I frown. “Fish have nothing to peddle with but fins.”

“Tomcats have nothing to peddle but fishy lines.”

“So, why does a modern woman need a man?”

“She does not.” Louise’s yellow eyes squint into gleaming slits. “Ah. You inquire about that human hussy you are shacked up with.”

“Miss Temple is not a hussy! That is the problem. She is only able to deal with one dude at a time. I do not understand.”

Miss Louise sits up and actually smoothes my agitated ears with her tongue. It is a daughterly gesture, which I know by the fact that she is fixed and has no reason at all to give me more than five in the face.

“Poor Louie. They are a strange breed. It is always a risk to try to depend upon such a fickle kind. I know you thought you had a permanent arrangement—”

“It still is!” But I am no longer so sure.

“Yet,” says Miss Louise, patting the tip of my tail in a most patronizing way, “they will go off and leave us without a thought. Move. Advertise for new homes because of . . . change of address. Change of circumstance. Babies. Is that it?”

“No! No babies. Yet. It is just that I sense she is having a change of heart. That is a very mysterious process and alien to our kind.”

“Yes. We do not give our hearts lightly, but when we do it is eternal. That is why I will never consent to being owned.’ ”

“I am not owned! I own. I am in a position to bestow favor on one or another of Miss Temple’s suitors. I lean to picking the one who suits my habits best, but realize that is perhaps not as noble as I could be.”

“The way to be noble, Louie, is to let others be as noble as they can be.”

I gaze into Louise’s gilt eyes.

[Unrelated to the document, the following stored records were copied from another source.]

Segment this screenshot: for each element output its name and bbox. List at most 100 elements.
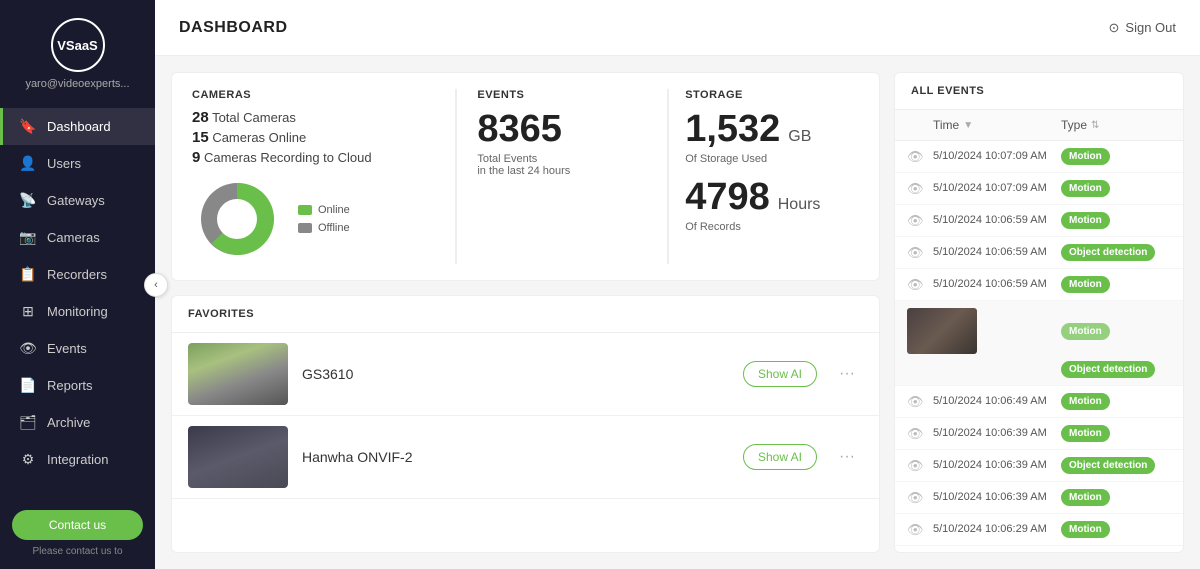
sidebar-item-recorders[interactable]: 📋 Recorders <box>0 256 155 293</box>
stats-row: CAMERAS 28 Total Cameras 15 Cameras Onli… <box>171 72 880 281</box>
favorite-thumb-0 <box>188 343 288 405</box>
events-stat-label: EVENTS <box>477 89 651 101</box>
sidebar-item-archive[interactable]: 🗂 Archive <box>0 404 155 441</box>
records-unit: Hours <box>778 196 821 214</box>
sort-icon[interactable]: ▼ <box>963 120 973 131</box>
recording-cameras: 9 Cameras Recording to Cloud <box>192 149 435 166</box>
sidebar: VSaaS yaro@videoexperts... 🔖 Dashboard 👤… <box>0 0 155 569</box>
topbar: DASHBOARD ⊙ Sign Out <box>155 0 1200 56</box>
reports-icon: 📄 <box>19 377 37 394</box>
cameras-icon: 📷 <box>19 229 37 246</box>
sidebar-item-events[interactable]: 👁 Events <box>0 330 155 367</box>
events-big-number: 8365 <box>477 109 651 151</box>
time-column-header: Time ▼ <box>933 118 1061 132</box>
logo: VSaaS <box>51 18 105 72</box>
sidebar-label-integration: Integration <box>47 452 108 467</box>
event-row-4: 👁 5/10/2024 10:06:59 AM Motion <box>895 269 1183 301</box>
legend-online: Online <box>298 204 350 216</box>
signout-button[interactable]: ⊙ Sign Out <box>1109 20 1177 36</box>
event-time-6: 5/10/2024 10:06:49 AM <box>933 394 1061 409</box>
eye-icon-0[interactable]: 👁 <box>907 149 933 165</box>
show-ai-button-0[interactable]: Show AI <box>743 361 817 387</box>
eye-icon-2[interactable]: 👁 <box>907 213 933 229</box>
gateways-icon: 📡 <box>19 192 37 209</box>
signout-label: Sign Out <box>1125 20 1176 35</box>
event-row-1: 👁 5/10/2024 10:07:09 AM Motion <box>895 173 1183 205</box>
online-cameras: 15 Cameras Online <box>192 129 435 146</box>
event-thumbnail-5 <box>907 308 977 354</box>
sidebar-label-events: Events <box>47 341 87 356</box>
legend-online-label: Online <box>318 204 350 216</box>
sidebar-item-gateways[interactable]: 📡 Gateways <box>0 182 155 219</box>
cameras-pie-chart <box>192 174 282 264</box>
event-type-8: Object detection <box>1061 457 1171 474</box>
sidebar-label-gateways: Gateways <box>47 193 105 208</box>
eye-icon-1[interactable]: 👁 <box>907 181 933 197</box>
event-type-1: Motion <box>1061 180 1171 197</box>
eye-icon-7[interactable]: 👁 <box>907 426 933 442</box>
sidebar-item-users[interactable]: 👤 Users <box>0 145 155 182</box>
page-title: DASHBOARD <box>179 19 288 37</box>
event-time-4: 5/10/2024 10:06:59 AM <box>933 277 1061 292</box>
storage-sub: Of Storage Used <box>685 153 859 165</box>
sidebar-label-reports: Reports <box>47 378 93 393</box>
left-panel: CAMERAS 28 Total Cameras 15 Cameras Onli… <box>171 72 880 553</box>
favorite-name-0: GS3610 <box>302 366 729 382</box>
eye-icon-3[interactable]: 👁 <box>907 245 933 261</box>
sidebar-item-dashboard[interactable]: 🔖 Dashboard <box>0 108 155 145</box>
sidebar-label-users: Users <box>47 156 81 171</box>
event-row-5: Motion Object detection <box>895 301 1183 386</box>
sidebar-logo: VSaaS yaro@videoexperts... <box>0 0 155 100</box>
event-time-9: 5/10/2024 10:06:39 AM <box>933 490 1061 505</box>
sidebar-label-recorders: Recorders <box>47 267 107 282</box>
more-options-button-0[interactable]: ··· <box>831 361 863 387</box>
event-type-2: Motion <box>1061 212 1171 229</box>
users-icon: 👤 <box>19 155 37 172</box>
records-number: 4798 <box>685 177 770 219</box>
events-table-header: Time ▼ Type ⇅ <box>895 110 1183 141</box>
event-type-7: Motion <box>1061 425 1171 442</box>
legend-offline-label: Offline <box>318 222 350 234</box>
sidebar-label-archive: Archive <box>47 415 90 430</box>
content-area: CAMERAS 28 Total Cameras 15 Cameras Onli… <box>155 56 1200 569</box>
eye-icon-6[interactable]: 👁 <box>907 394 933 410</box>
event-type-10: Motion <box>1061 521 1171 538</box>
event-row-2: 👁 5/10/2024 10:06:59 AM Motion <box>895 205 1183 237</box>
storage-unit: GB <box>788 128 811 146</box>
cameras-stat: CAMERAS 28 Total Cameras 15 Cameras Onli… <box>192 89 456 264</box>
sidebar-nav: 🔖 Dashboard 👤 Users 📡 Gateways 📷 Cameras… <box>0 100 155 498</box>
event-time-3: 5/10/2024 10:06:59 AM <box>933 245 1061 260</box>
main-content: DASHBOARD ⊙ Sign Out CAMERAS 28 Total Ca… <box>155 0 1200 569</box>
type-column-header: Type ⇅ <box>1061 118 1171 132</box>
sidebar-item-integration[interactable]: ⚙ Integration <box>0 441 155 478</box>
favorite-name-1: Hanwha ONVIF-2 <box>302 449 729 465</box>
user-email: yaro@videoexperts... <box>25 78 129 90</box>
events-list: 👁 5/10/2024 10:07:09 AM Motion 👁 5/10/20… <box>895 141 1183 552</box>
all-events-header: ALL EVENTS <box>895 73 1183 110</box>
eye-icon-9[interactable]: 👁 <box>907 490 933 506</box>
type-sort-icon[interactable]: ⇅ <box>1091 120 1099 131</box>
sidebar-item-reports[interactable]: 📄 Reports <box>0 367 155 404</box>
sidebar-label-cameras: Cameras <box>47 230 100 245</box>
records-sub: Of Records <box>685 221 859 233</box>
event-row-9: 👁 5/10/2024 10:06:39 AM Motion <box>895 482 1183 514</box>
cameras-legend: Online Offline <box>298 204 350 234</box>
eye-icon-8[interactable]: 👁 <box>907 458 933 474</box>
legend-offline: Offline <box>298 222 350 234</box>
sidebar-item-cameras[interactable]: 📷 Cameras <box>0 219 155 256</box>
recorders-icon: 📋 <box>19 266 37 283</box>
show-ai-button-1[interactable]: Show AI <box>743 444 817 470</box>
event-row-0: 👁 5/10/2024 10:07:09 AM Motion <box>895 141 1183 173</box>
event-type-5b: Object detection <box>1061 361 1171 378</box>
more-options-button-1[interactable]: ··· <box>831 444 863 470</box>
sidebar-collapse-button[interactable]: ‹ <box>144 273 168 297</box>
event-type-0: Motion <box>1061 148 1171 165</box>
eye-icon-10[interactable]: 👁 <box>907 522 933 538</box>
contact-button[interactable]: Contact us <box>12 510 143 540</box>
favorite-item-0: GS3610 Show AI ··· <box>172 333 879 416</box>
sidebar-item-monitoring[interactable]: ⊞ Monitoring <box>0 293 155 330</box>
total-cameras: 28 Total Cameras <box>192 109 435 126</box>
cameras-label: CAMERAS <box>192 89 435 101</box>
eye-icon-4[interactable]: 👁 <box>907 277 933 293</box>
sidebar-label-dashboard: Dashboard <box>47 119 111 134</box>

She is not quite my spitting image (except when she is mad, often at me) but she is a sassy little kit and I would not be loath to call her my daughter. If she was my daughter. Which is still up for grabs. Like my Miss Temple.

I move on.

I return to the Circle Ritz (because it is en route to the last way station) and I am loath to confront the most iffy female on my list.

Karma crowns the Circle Ritz like an invisible diadem of New Age mumbo jumbo. The penthouse is her territory, and the ambiguously phrased declaration is her bread and butter. But she is female and deserves consultation.

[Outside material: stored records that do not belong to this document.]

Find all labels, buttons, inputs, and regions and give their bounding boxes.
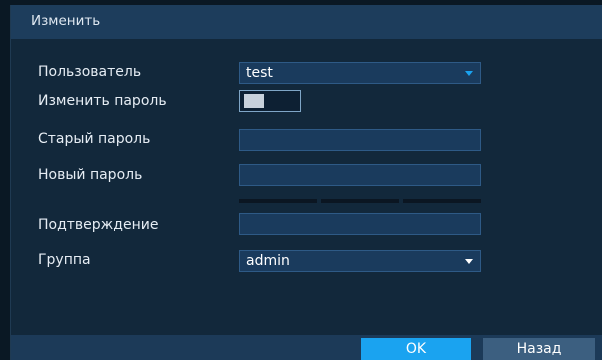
edit-user-dialog: Изменить Пользователь test Изменить паро… [10, 5, 602, 360]
ok-button[interactable]: OK [361, 338, 471, 360]
old-password-label: Старый пароль [38, 131, 151, 147]
change-password-label: Изменить пароль [38, 93, 167, 109]
dialog-titlebar: Изменить [11, 5, 602, 39]
password-strength-segment [403, 199, 481, 203]
user-select[interactable]: test [239, 62, 481, 84]
change-password-toggle[interactable] [239, 90, 301, 112]
group-label: Группа [38, 252, 91, 268]
confirm-password-label: Подтверждение [38, 217, 159, 233]
dialog-title: Изменить [31, 13, 101, 29]
chevron-down-icon [465, 259, 473, 264]
chevron-down-icon [465, 71, 473, 76]
new-password-input[interactable] [239, 164, 481, 186]
group-select-value: admin [246, 253, 290, 269]
password-strength-segment [239, 199, 317, 203]
confirm-password-input[interactable] [239, 213, 481, 235]
password-strength-segment [321, 199, 399, 203]
dialog-footer: OK Назад [11, 335, 602, 360]
user-select-value: test [246, 65, 273, 81]
user-label: Пользователь [38, 64, 142, 80]
back-button[interactable]: Назад [483, 338, 595, 360]
old-password-input[interactable] [239, 129, 481, 151]
group-select[interactable]: admin [239, 250, 481, 272]
new-password-label: Новый пароль [38, 167, 143, 183]
toggle-knob [244, 94, 264, 108]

I claw my way up the old palm tree onto the high patio, and then through the French doors into the shrouded environment.

Miss Electra Lark is away, so I have full interrogation rights here.

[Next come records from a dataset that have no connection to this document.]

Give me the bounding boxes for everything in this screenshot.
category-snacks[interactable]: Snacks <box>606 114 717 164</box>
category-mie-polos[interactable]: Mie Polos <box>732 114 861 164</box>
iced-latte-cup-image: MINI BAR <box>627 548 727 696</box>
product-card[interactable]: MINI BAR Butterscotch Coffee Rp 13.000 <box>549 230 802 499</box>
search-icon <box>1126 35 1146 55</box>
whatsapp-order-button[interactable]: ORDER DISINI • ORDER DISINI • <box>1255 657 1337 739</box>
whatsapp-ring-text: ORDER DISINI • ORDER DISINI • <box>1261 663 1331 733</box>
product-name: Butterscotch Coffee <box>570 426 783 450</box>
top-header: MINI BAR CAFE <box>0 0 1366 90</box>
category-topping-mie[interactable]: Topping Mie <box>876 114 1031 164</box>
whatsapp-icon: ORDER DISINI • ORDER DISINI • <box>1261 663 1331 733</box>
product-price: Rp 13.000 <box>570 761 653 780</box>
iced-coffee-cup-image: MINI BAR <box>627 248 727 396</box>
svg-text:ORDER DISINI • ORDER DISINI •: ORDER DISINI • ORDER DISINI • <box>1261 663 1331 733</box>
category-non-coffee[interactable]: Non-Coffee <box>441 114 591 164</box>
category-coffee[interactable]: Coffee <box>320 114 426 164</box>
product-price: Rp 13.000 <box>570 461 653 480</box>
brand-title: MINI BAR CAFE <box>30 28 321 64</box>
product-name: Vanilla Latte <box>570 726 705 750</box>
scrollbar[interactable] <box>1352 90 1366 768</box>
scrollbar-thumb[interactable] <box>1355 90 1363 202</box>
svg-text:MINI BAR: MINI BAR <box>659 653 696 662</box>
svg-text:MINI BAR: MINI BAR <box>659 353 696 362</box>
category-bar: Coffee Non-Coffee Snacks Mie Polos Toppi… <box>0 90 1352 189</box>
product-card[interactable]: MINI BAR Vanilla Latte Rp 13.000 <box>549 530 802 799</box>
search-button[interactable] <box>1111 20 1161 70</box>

First, I have to find Karma, who usually hides.

She is not under the couch. Or the chairs. Or the bed.

She is under the sink, in an area reeking of wet wood and lemon wax.

Her blue Birman eyes shine red in the dark. She was made for color-correcting cameras.

“Pssst!” her voice warns me.

“Chill,” I tell her. “I am conducting a survey.”

“You? A census taker?” The shock draws her out onto the kitchen parquet.

“A personal survey,” I say.

“And?”

“If you had your druthers, would you rather live with a human with a devoted roomie of the opposite sex, or a come-and-go boyfriend with interests abroad?”

“Are you working for Cosmo now, Louie?”

“Naw. This is a private poll.”

Karma slinks all the way out from under the pipes.